Denn glücklich sind für Jung nur die vollends Blöden, die Nichtwissenden und Schwachsinnigen. So sitzt bei einem Restaurantbesuch am Nebentisch eine Familie mit einem behinderten Jungen. Das Kind kann sein Fleisch nicht zerschneiden, es kann die Gabel nicht führen, hält kein Maß beim Essen, schlingt, muss im Zaum gehalten werden. Im Unterschied zu Ellen ist Jung vom Lebensglück dieses Jungen überzeugt, eben weil er kaum Erwartungen an die Welt hat und von dieser auch keine an ihn herangetragen werden. Schrecklich, so Jung, sei es doch nur für die Eltern, die um die Grenzen wissen, in denen das Leben ihres Sohnes stattfindet und stattfinden wird.
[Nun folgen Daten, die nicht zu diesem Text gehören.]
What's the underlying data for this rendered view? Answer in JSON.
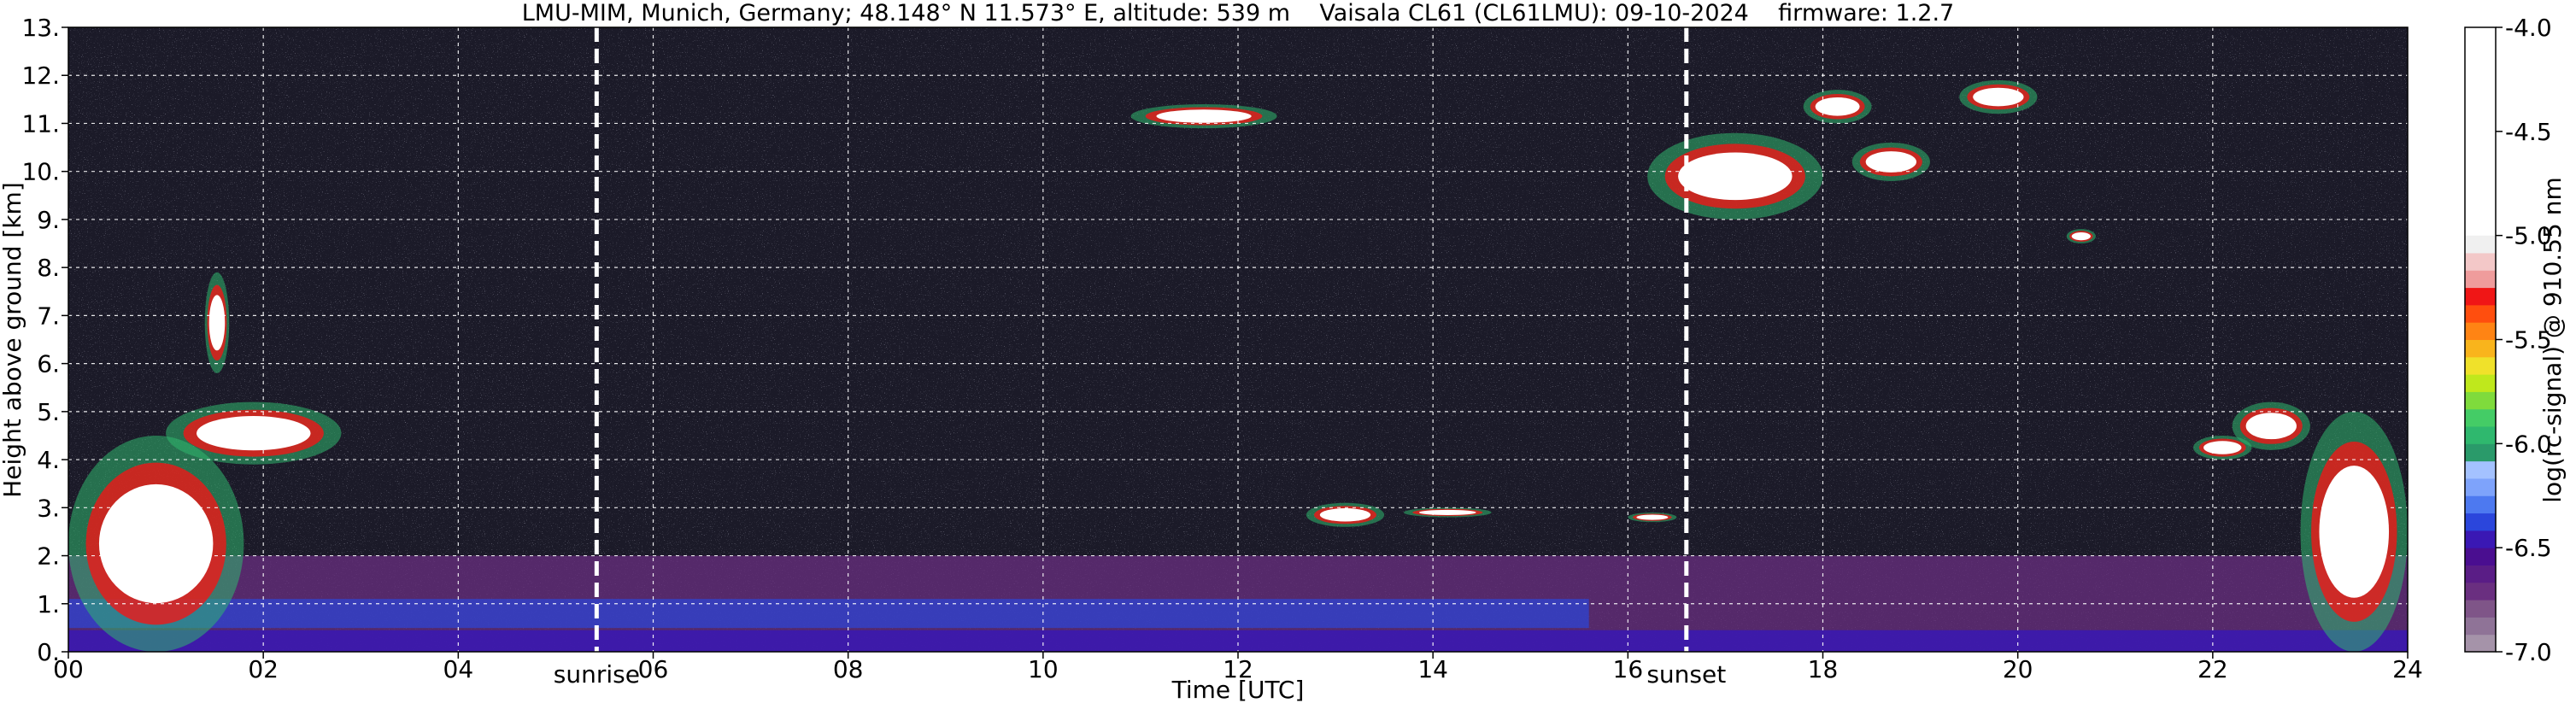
{
  "chart_data": {
    "type": "heatmap",
    "title": "LMU-MIM, Munich, Germany; 48.148° N 11.573° E, altitude: 539 m    Vaisala CL61 (CL61LMU): 09-10-2024    firmware: 1.2.7",
    "xlabel": "Time [UTC]",
    "ylabel": "Height above ground [km]",
    "xlim": [
      0,
      24
    ],
    "ylim": [
      0,
      13
    ],
    "x_ticks": [
      "00",
      "02",
      "04",
      "06",
      "08",
      "10",
      "12",
      "14",
      "16",
      "18",
      "20",
      "22",
      "24"
    ],
    "y_ticks": [
      "0.",
      "1.",
      "2.",
      "3.",
      "4.",
      "5.",
      "6.",
      "7.",
      "8.",
      "9.",
      "10.",
      "11.",
      "12.",
      "13."
    ],
    "grid": true,
    "events": [
      {
        "label": "sunrise",
        "time": 5.42
      },
      {
        "label": "sunset",
        "time": 16.6
      }
    ],
    "colorbar": {
      "label": "log(rc-signal) @ 910.55 nm",
      "range": [
        -7.0,
        -4.0
      ],
      "ticks": [
        "-4.0",
        "-4.5",
        "-5.0",
        "-5.5",
        "-6.0",
        "-6.5",
        "-7.0"
      ],
      "colors": [
        "#a593a9",
        "#8f7397",
        "#7f5588",
        "#6a2f80",
        "#5a1d86",
        "#4a0e90",
        "#3a18b4",
        "#2b46dc",
        "#4d79f0",
        "#7ea3fb",
        "#a4c2ff",
        "#2a9a6a",
        "#2fb86e",
        "#44cc66",
        "#7fdb3c",
        "#bfe81c",
        "#f0e12a",
        "#f9b41c",
        "#ff8414",
        "#ff4e0e",
        "#f01616",
        "#ef9c9c",
        "#f3c8c8",
        "#f0f0f0",
        "#ffffff"
      ]
    },
    "features": [
      {
        "type": "planetary_boundary_layer",
        "t_start": 0,
        "t_end": 24,
        "h_min": 0.0,
        "h_max": 2.0
      },
      {
        "type": "cloud",
        "t_start": 0,
        "t_end": 1.8,
        "h_min": 0.0,
        "h_max": 4.5
      },
      {
        "type": "cloud",
        "t_start": 1.0,
        "t_end": 2.8,
        "h_min": 3.9,
        "h_max": 5.2
      },
      {
        "type": "cloud",
        "t_start": 1.4,
        "t_end": 1.65,
        "h_min": 5.8,
        "h_max": 7.9
      },
      {
        "type": "cloud",
        "t_start": 12.7,
        "t_end": 13.5,
        "h_min": 2.6,
        "h_max": 3.1
      },
      {
        "type": "cloud",
        "t_start": 13.7,
        "t_end": 14.6,
        "h_min": 2.8,
        "h_max": 3.0
      },
      {
        "type": "cloud",
        "t_start": 16.0,
        "t_end": 16.5,
        "h_min": 2.7,
        "h_max": 2.9
      },
      {
        "type": "cloud",
        "t_start": 10.9,
        "t_end": 12.4,
        "h_min": 10.9,
        "h_max": 11.4
      },
      {
        "type": "cloud",
        "t_start": 16.2,
        "t_end": 18.0,
        "h_min": 9.0,
        "h_max": 10.8
      },
      {
        "type": "cloud",
        "t_start": 17.8,
        "t_end": 18.5,
        "h_min": 11.0,
        "h_max": 11.7
      },
      {
        "type": "cloud",
        "t_start": 18.3,
        "t_end": 19.1,
        "h_min": 9.8,
        "h_max": 10.6
      },
      {
        "type": "cloud",
        "t_start": 19.4,
        "t_end": 20.2,
        "h_min": 11.2,
        "h_max": 11.9
      },
      {
        "type": "cloud",
        "t_start": 20.5,
        "t_end": 20.8,
        "h_min": 8.5,
        "h_max": 8.8
      },
      {
        "type": "cloud",
        "t_start": 21.8,
        "t_end": 22.4,
        "h_min": 4.0,
        "h_max": 4.5
      },
      {
        "type": "cloud",
        "t_start": 22.2,
        "t_end": 23.0,
        "h_min": 4.2,
        "h_max": 5.2
      },
      {
        "type": "cloud",
        "t_start": 22.9,
        "t_end": 24.0,
        "h_min": 0.0,
        "h_max": 5.0
      }
    ]
  }
}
In anderer Situation illustriert eine Holzfigur die Zufriedenheit der Nichtwissenden. Sie zeigt einen Schimpansen, „der in seinen großen unbewußten Händen einen Totenkopf hielt, auf den er wie gebannt hinunterstarrte“ (S. 101 f). Es dämmert höchstens eine Ahnung im Affen, was er da mit sich herumträgt; doch er weiß es nicht – und gerade das führt zu seiner (titelgebenden) Schönheit, einer Schönheit, die Jung ewig verwehrt bleiben muss.
Was ihn durch die Jahre trägt, sind ganz vereinzelte Momente aufglimmender Hoffnung – Hoffnung auf eine Wende im eigenen Leben, die sein Dasein auf Widerruf beenden und „die verborgene Bedeutung seiner Person für alle sichtbar wiederherstell[en]“ (S. 36) würde. Mitten im Leben stehend wartet der Außenseiter und Gescheiterte immerfort auf dessen eigentlichen Beginn (vgl. auch S. 106). Einen solchen Anfang wird es für Jung nicht geben; stattdessen stößt ihm sein Leben fortgesetzt zu, er driftet dahin, was ihn schließlich zu Verhaltensmustern führt, die er an den ‚gewöhnlichen‘ Menschen am stärksten verachtet. Hatte er Ellen immerzu im Verdacht, sich auch in der Ehe weiterhin als Prostituierte zu verdingen, sich aushalten zu lassen von irgendwelchen älteren Herren, während er auf Geschäftsreise ist, findet er sich plötzlich selber in der Wohnung einer flüchtigen Bekanntschaft wieder. Nach zwei jämmerlichen Nächten entlädt sich Jungs Selbst- und Weltekel schließlich in einer grausamen Tat, die durch eine Nichtigkeit ausgelöst wird. Dabei meint sein Gewaltausbruch jene Frau nur metonymisch; sie muss als Stellvertreterin sterben für einen ganzen Kosmos, den Jung auslöschen möchte. Folglich verschafft die Tat auch keine Linderung, sodass sich Jung schließlich an die einfachere Lösung macht – daran, auszulöschen, was auf der anderen Seite der Gleichung steht. Ist eingangs behauptet worden, der Beginn einer Abwärtsspirale sei nur schwer zu bestimmen, so gilt dies für ihr Ende nicht: Jung fährt in einen Wald und setzt schließlich das, was ihm nun mehr denn je als wirklich aufrichtiger Wunsch erscheint, in die Tat um.